Цеддису не видно защитника, старшины заслоняют его. Но голос его слышен — голос пожилого человека, звонкий, визгливый, сейчас он звучит торжественно, — вероятно, речь подходит к концу:
— …Да, поселяне, то, что обвинитель сказал против Альтхольма, так оно и есть. Но что такое Альтхольм? Я тоже Альтхольм. И мастеровые с торговцами — Альтхольм. И женщины с детьми — Альтхольм. И врачи, и наши господа пасторы — Альтхольм.
Я не знаю, как решат судья и старшины об Альтхольме, но подумайте о том, крестьяне, что виноватых всего несколько, а в Альтхольме живет много народу.
Тех, кто виноват, раз, два, — и обчелся. Один такой стоял на Рыночной площади и жал мне руку: «Мы оба альтхольмцы, говорит, постараемся, чтобы не было никакой несправедливости».

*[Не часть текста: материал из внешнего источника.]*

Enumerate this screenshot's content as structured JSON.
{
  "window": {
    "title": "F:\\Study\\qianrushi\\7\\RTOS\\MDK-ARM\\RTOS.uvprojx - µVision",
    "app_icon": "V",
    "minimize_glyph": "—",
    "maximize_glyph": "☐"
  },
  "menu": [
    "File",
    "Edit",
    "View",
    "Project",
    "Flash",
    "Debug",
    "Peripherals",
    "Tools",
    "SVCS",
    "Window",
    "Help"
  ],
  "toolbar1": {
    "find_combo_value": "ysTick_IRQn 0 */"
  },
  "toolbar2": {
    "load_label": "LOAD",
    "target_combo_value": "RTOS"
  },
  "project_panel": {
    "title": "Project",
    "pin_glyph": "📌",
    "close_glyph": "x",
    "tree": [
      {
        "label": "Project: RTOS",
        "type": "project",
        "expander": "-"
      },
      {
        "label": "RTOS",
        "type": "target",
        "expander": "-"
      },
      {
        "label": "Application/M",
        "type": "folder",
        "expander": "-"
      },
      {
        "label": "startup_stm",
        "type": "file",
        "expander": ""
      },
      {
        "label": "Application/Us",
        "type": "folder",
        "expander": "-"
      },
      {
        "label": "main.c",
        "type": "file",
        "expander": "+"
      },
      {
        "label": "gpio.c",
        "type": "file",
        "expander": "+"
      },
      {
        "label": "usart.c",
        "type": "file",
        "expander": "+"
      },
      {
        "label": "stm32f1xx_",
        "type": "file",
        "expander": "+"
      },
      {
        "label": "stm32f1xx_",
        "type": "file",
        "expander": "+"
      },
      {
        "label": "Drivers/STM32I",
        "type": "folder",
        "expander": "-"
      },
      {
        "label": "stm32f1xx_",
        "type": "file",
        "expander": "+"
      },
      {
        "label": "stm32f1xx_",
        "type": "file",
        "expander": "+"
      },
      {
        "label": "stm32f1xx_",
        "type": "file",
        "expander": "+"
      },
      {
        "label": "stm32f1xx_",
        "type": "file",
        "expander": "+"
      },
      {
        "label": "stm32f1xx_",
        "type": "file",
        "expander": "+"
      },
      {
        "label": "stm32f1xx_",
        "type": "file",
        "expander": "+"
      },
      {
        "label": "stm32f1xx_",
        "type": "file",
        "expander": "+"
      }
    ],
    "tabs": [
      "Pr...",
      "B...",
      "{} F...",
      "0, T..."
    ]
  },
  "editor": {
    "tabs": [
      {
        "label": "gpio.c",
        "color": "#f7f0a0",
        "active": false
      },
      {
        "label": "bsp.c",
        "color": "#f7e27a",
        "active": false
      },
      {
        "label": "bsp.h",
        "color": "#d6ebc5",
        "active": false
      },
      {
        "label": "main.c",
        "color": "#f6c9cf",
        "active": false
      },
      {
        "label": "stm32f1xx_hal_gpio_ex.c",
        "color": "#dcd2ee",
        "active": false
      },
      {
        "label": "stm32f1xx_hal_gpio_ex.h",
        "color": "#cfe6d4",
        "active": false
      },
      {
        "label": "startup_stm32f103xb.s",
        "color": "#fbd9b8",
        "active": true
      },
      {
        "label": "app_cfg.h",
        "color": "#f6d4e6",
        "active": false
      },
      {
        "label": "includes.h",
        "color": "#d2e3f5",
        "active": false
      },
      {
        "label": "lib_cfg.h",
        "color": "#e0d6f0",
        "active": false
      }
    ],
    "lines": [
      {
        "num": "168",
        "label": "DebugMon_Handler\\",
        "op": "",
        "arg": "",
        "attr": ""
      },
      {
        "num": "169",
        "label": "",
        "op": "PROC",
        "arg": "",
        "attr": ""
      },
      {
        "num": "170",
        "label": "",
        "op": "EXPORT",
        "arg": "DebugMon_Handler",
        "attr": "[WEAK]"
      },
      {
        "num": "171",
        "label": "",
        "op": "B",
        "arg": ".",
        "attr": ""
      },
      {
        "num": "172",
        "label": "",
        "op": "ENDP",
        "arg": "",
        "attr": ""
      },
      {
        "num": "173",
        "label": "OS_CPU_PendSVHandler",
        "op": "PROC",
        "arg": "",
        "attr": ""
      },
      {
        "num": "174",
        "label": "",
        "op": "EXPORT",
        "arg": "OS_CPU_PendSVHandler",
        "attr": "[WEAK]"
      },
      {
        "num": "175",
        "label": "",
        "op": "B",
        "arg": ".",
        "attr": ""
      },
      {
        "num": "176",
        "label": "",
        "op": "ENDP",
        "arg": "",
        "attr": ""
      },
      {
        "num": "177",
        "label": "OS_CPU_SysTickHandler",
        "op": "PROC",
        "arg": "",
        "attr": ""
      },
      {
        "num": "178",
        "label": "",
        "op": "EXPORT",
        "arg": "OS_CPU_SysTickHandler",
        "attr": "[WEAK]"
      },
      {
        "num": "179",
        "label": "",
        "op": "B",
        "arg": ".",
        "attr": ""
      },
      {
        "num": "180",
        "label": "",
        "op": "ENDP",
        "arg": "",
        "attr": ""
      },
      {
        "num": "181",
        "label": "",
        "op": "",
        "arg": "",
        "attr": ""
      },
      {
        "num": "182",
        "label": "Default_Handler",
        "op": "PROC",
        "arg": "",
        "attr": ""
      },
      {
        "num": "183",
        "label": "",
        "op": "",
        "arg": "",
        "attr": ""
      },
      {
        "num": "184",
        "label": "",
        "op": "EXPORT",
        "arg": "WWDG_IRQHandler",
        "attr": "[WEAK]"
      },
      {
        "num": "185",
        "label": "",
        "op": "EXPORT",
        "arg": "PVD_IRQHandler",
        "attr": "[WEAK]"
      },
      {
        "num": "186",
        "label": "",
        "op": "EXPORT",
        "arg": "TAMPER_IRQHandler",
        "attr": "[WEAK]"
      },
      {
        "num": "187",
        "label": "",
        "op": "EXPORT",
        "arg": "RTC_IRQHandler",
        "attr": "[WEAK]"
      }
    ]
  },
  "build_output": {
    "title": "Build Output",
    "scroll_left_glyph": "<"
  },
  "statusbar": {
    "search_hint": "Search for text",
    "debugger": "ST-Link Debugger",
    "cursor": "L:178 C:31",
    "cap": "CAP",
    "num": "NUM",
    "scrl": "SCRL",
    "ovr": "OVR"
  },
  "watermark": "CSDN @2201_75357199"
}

Но пощадите простых людей — тех, кто выпиливает косяки для тележных колес, кто кладет печи, кто кует подковы для лошадей, кто шьет конскую упряжь, кто мелет нам зерно и продает краски, кто находится с нами в родстве или в свойстве.
Пощадите их, крестьяне!
Да, нас позорно побили, нас топтали ногами, но мы будем бить только тех, кто бил нас. Остальных нельзя наказывать!..
Тишина. Старшины молча стоят на валуне, луна плывет над самой головой, так что тени от человека не видно — она вся под ногами; легкий ветерок налетит, шевельнет листвой, и опять тихо.
— Обвинитель, твоя речь, — говорит судья.
Падберг выходит вперед, встает у самого края валуна и озирает собравшихся.